Kurz meinte ich Doubletten zu Blinzeln, doch dann nickte ich. Das würde bedeuten, dass ich eine Doppelschicht schieben würde, gleich am ersten Tag, nachdem ich mir beim Empfang eines Admirals anderthalb Stunden lang die Beine in den Bauch gestanden hatte. Es kam nichts weiter, und ich kam mir ohnedies schon vor, als wäre ich in falschen Boot gelandet. Ich meldete mich mit einem unerwiderten Nicken ab, und verließ die Abteilung in Richtung des nächsten Turbolifts. Nicht nur, dass ich mich so fühlte, als hätte ich versucht, einem Vulkanier einen Witz zu erzählen, durfte ich mir nun Kartenmaterial ansehen.



== Deck 13, Astrometrie ==

Ich war mir immer noch nicht klar, ob Lieutenant Mariss eigentlich meine Akte gelesen hatte, oder überhaupt wusste, dass ich in Zukunft unter ihr dienen soll. Mir war zwar immer noch nicht klar, was von meiner Zeit auf der Phoenix alles in der Akte gelandet war, aber sicherlich war dort vermerkt, dass ich schon einiges gesehen hatte. Es wunderte mich nicht, dass ich mit der Zahl meiner getöteten Gorn hier alles andere als punkten würde, doch konnte ich behaupten, selbst schon einmal eine Abteilung geleitet zu haben. Es war rein vom Verwaltungsaufwand natürlich weniger Arbeit, bei kleinerer Abteilungsgröße, doch die Prinzipien sind die gleichen. Und eigentlich wollte ich auch garnicht wissen, wie sich dieser Posten auf einem Schiff dieser Größe anfühlte. Die Britannia hatte eine vergleichsweise große wissenschaftliche Abteilung gegenüber einer Wyture-Klasse, und die Labors, so hatte ich gelesen, gestalteten sich auch großzügiger.

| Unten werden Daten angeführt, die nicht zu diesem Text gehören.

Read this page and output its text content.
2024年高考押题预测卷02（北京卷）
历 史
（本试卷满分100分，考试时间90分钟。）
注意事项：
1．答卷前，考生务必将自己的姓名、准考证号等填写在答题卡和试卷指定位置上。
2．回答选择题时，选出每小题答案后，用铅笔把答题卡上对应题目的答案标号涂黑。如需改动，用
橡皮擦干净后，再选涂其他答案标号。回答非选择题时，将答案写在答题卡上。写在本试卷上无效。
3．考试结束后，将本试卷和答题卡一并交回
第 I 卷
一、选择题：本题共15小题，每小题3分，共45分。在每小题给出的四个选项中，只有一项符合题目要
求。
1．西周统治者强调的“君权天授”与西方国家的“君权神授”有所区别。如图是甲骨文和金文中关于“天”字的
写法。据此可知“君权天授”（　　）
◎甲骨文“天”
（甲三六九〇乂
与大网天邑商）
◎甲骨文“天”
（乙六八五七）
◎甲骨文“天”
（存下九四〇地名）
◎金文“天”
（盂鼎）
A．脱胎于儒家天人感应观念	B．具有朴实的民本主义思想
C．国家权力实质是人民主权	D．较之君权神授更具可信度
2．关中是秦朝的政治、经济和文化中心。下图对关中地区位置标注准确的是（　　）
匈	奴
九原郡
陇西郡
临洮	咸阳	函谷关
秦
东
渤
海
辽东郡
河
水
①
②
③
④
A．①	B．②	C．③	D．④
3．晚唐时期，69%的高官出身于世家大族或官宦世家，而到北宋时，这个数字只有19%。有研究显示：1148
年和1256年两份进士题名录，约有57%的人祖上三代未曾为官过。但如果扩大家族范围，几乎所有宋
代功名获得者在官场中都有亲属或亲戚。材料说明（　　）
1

"Wir sind gerade damit beschäftigt, das Kartenmaterial für unsere Reise zu prüfen.", sagte die brünette Offizierin mir, während sie an einem größeren PADD arbeitete. Ein anderer Kollege bediente die Hauptkonsole der Astrometrie, und dennoch war ich überrascht zu sehen, dass das Panorama-Display keinen Kurs darstellte. Ich nickte beiläufig, und fragte mich in diesem Moment, warum ich eigentlich hier war. Die große Konsole war besetzt, PADD hatte man mir noch keines in die Hand gedrückt, und im Umkreis schien es wenig zu tun zu geben. "Sein Sie so gut, und besorgen sie uns drei Kaffee.", hörte ich den Lieutenant mit rotbraunen Haaren beiläufig sagen, bevor sie sich dem Kollegen zuwandte, und Parameter mit ihm besprach. "Aye, Ma'am", kommentierte ich nur, und verließ die Astrometrie wieder. Nun war ich also zur Flotte gegangen, um Kaffee zu holen, dachte ich mir, und dann erinnerte ich mich an meinen alten Posten zurück. Weniger wäre angenehm gewesen, dachte ich mir, doch das hier hatte mich doch auf dem falschen Fuß erwischt.